An welchen Orten schreibst du?
Zu Hause schreibe ich, wenn es nicht anders geht. Am liebsten schreibe ich in Cafés oder im Zug. Große Teile von „Steirisch Sterben“ sind in einem Garten in Murau entstanden, von dem man einen schönen Überblick über das Tal und die Stadt hat. Hier gibt es einen kleinen Teich, in dem Kröten schnarren und Frösche platschen. Es gibt einen alten Apfelbaum, in dem Bienen summen. Die Katzen der Nachbarn fühlen sich hier wohl und manchmal kommt auch ein Huhn zu Besuch.

Apropos Katzen: Im Buch kommen auffällig oft Katzen vor. Welche Bedeutung haben die?
Erst als das Manuskript fertig war, habe ich bemerkt, dass darin Katzen eine Art Leitmotiv  bilden. Eines der ersten Dinge, die Dim in Murau sieht, ist die Skulptur einer Katze, noch bevor er einer Menschenseele begegnet. Seine Vermieterin ist Katzenhalterin und eine gemalte Katze gibt einen wichtigen Hinweis. Die Katzen haben sich einfach so in das Buch hineingeschlichen. Da kann ich gar nichts dafür.

Welchen Tipp gibst du dienen Leserinnen und Lesern die auf den Spuren des Romans Murau besuchen?
Mit etwas Abenteuergeist können sie die Rantenschlucht durchwandern, die am Ende des Romans eine wichtige Rolle spielt. Sie ist allerdings nicht einfach zu finden. Zugänglicher ist das Schloss in Murau mit seiner morbiden Geweihgalerie und dem Rittersaal. Das Café Miklasch gibt es ja nicht so, wie es im Buch beschrieben wird. Aber es gibt andere Kaffeehäuser in Murau, die durchaus vergleichbar sind.

Mir ist aufgefallen, dass Dimiter stets vegetarisch isst. Das ist auf dem Land oft eine Herausforderung.
Abgesehen davon, ob Dim wirklich Vegetarier ist – die Frage bleibt  wird im Buch nie aufgeworfen – kann es auf dem Land wirklich schwierig sein, fleischlos zu essen. Dem wollte ich mit meinem Buch etwas entgegensetzen, und so habe ich vegetarische Gerichte erfunden, die gut in die gehobenere steirische Landküche passen: Steirisches Wok-Wurzelgemüse mit überbackener Parmesan-Polenta oder Rote-Rüben-Ragout mit Koriander.

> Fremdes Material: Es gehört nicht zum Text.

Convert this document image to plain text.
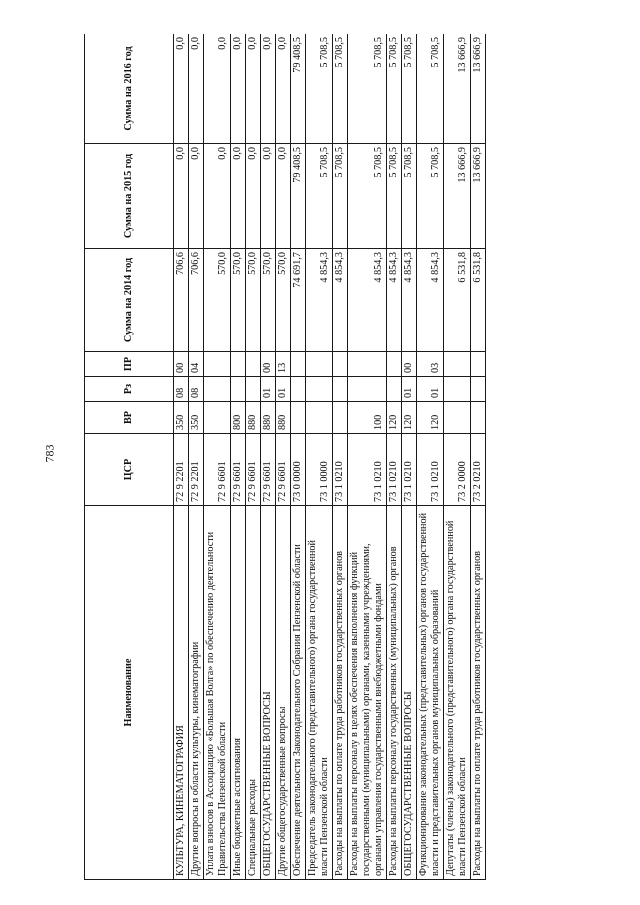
783
Наименование	ЦСР	ВР	Рз	ПР	Сумма на 2014 год	Сумма на 2015 год	Сумма на 2016 год
КУЛЬТУРА, КИНЕМАТОГРАФИЯ	72 9 2201	350	08	00	706,6	0,0	0,0
Другие вопросы в области культуры, кинематографии	72 9 2201	350	08	04	706,6	0,0	0,0
Уплата взносов в Ассоциацию «Большая Волга» по обеспечению деятельности Правительства Пензенской области	72 9 6601				570,0	0,0	0,0
Иные бюджетные ассигнования	72 9 6601	800			570,0	0,0	0,0
Специальные расходы	72 9 6601	880			570,0	0,0	0,0
ОБЩЕГОСУДАРСТВЕННЫЕ ВОПРОСЫ	72 9 6601	880	01	00	570,0	0,0	0,0
Другие общегосударственные вопросы	72 9 6601	880	01	13	570,0	0,0	0,0
Обеспечение деятельности Законодательного Собрания Пензенской области	73 0 0000				74 691,7	79 408,5	79 408,5
Председатель законодательного (представительного) органа государственной власти Пензенской области	73 1 0000				4 854,3	5 708,5	5 708,5
Расходы на выплаты по оплате труда работников государственных органов	73 1 0210				4 854,3	5 708,5	5 708,5
Расходы на выплаты персоналу в целях обеспечения выполнения функций государственными (муниципальными) органами, казенными учреждениями, органами управления государственными внебюджетными фондами	73 1 0210	100			4 854,3	5 708,5	5 708,5
Расходы на выплаты персоналу государственных (муниципальных) органов	73 1 0210	120			4 854,3	5 708,5	5 708,5
ОБЩЕГОСУДАРСТВЕННЫЕ ВОПРОСЫ	73 1 0210	120	01	00	4 854,3	5 708,5	5 708,5
Функционирование законодательных (представительных) органов государственной власти и представительных органов муниципальных образований	73 1 0210	120	01	03	4 854,3	5 708,5	5 708,5
Депутаты (члены) законодательного (представительного) органа государственной власти Пензенской области	73 2 0000				6 531,8	13 666,9	13 666,9
Расходы на выплаты по оплате труда работников государственных органов	73 2 0210				6 531,8	13 666,9	13 666,9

Und bevor die Frage kommt: Nein, ich habe keine Rezepte für diese Gerichte. Ich kann aber erklären, wie man Käsetoast mit Ketchup macht. Das Einzige, was Dim nach 21 Uhr in Murau noch serviert bekommt.

Du hast mit 45 Jahren Ihr erstes Buch veröffentlicht. Was hast du eigentlich die ganzen Jahre zuvor gemacht?
Lebenserfahrung gesammelt, bis die Zeit reif für das Buch war. Ich habe in der ersten Hälfte meines Lebens immer wieder neues Zeug gelernt und neue Dinge gemacht. Warum sollte das in der zweiten Hälfte anders sein? Das Schreiben fällt mir jetzt leichter, nicht zuletzt, weil ich mehr als doppelt so viel gesehen, viel mehr gehört und einen Menge Gedanken mehr gehabt habe als mit Anfang zwanzig.

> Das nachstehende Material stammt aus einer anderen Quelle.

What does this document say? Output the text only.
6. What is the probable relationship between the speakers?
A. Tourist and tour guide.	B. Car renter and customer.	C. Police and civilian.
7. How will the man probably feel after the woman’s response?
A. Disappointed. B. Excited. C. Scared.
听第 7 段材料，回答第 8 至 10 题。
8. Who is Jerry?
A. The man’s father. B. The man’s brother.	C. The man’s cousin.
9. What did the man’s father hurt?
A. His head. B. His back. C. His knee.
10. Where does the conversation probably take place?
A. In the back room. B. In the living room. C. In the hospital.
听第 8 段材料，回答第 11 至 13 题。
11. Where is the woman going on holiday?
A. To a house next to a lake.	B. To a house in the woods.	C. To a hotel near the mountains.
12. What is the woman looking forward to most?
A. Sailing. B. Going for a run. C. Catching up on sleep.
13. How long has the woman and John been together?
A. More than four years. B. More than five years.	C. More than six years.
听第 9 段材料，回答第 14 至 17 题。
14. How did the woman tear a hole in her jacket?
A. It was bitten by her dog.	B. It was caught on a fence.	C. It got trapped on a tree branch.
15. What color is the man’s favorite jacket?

Du bist Mitglied des AutorInnenkonglomerats „Literatur an anderen Orten“? Was machst du dort?
„Literatur an anderen Orten“ ist quasi Freistil. Wir sind zwei Autoren und eine Autorin und wir suchen Geschichten zu Orten, die wir diesen Orten zurückgeben. Das kann auf hunderterlei Arten geschehen: Ganz konventionell als inszenierte Lesung, aber auch als steinerne Inschrift, als Puppentheater oder als Video-Blog.

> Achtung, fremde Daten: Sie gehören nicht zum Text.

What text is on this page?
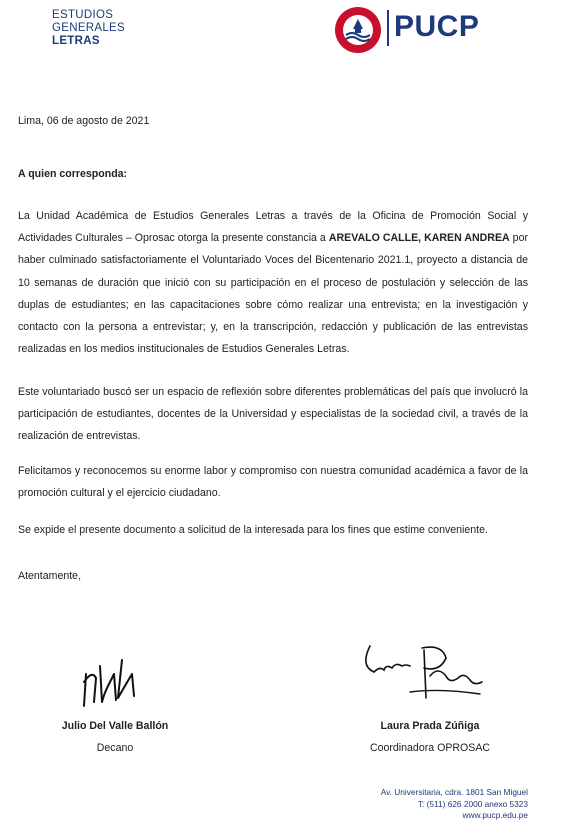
ESTUDIOS
GENERALES
LETRAS	PUCP
Lima, 06 de agosto de 2021
A quien corresponda:
La Unidad Académica de Estudios Generales Letras a través de la Oficina de Promoción Social y Actividades Culturales – Oprosac otorga la presente constancia a AREVALO CALLE, KAREN ANDREA por haber culminado satisfactoriamente el Voluntariado Voces del Bicentenario 2021.1, proyecto a distancia de 10 semanas de duración que inició con su participación en el proceso de postulación y selección de las duplas de estudiantes; en las capacitaciones sobre cómo realizar una entrevista; en la investigación y contacto con la persona a entrevistar; y, en la transcripción, redacción y publicación de las entrevistas realizadas en los medios institucionales de Estudios Generales Letras.
Este voluntariado buscó ser un espacio de reflexión sobre diferentes problemáticas del país que involucró la participación de estudiantes, docentes de la Universidad y especialistas de la sociedad civil, a través de la realización de entrevistas.
Felicitamos y reconocemos su enorme labor y compromiso con nuestra comunidad académica a favor de la promoción cultural y el ejercicio ciudadano.
Se expide el presente documento a solicitud de la interesada para los fines que estime conveniente.
Atentamente,
Julio Del Valle Ballón
Decano
Laura Prada Zúñiga
Coordinadora OPROSAC
Av. Universitaria, cdra. 1801 San Miguel
T: (511) 626 2000 anexo 5323
www.pucp.edu.pe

Welches Getränk soll man neben sich stehen haben, wenn man dein Buch liest?
Bier wäre angemessen (aber bitte kein Gugganiger Eisbock!). Auch gegen eine gute Schale Tee ist nichts einzuwenden.

Angenommen, „Steirisch Sterben“ wird verfilmt. Wer soll eine Rolle übernehmen?
Da habe ich keine klaren Präferenzen. Doch, eine! Andreas Gabalier soll die erste Leiche spielen.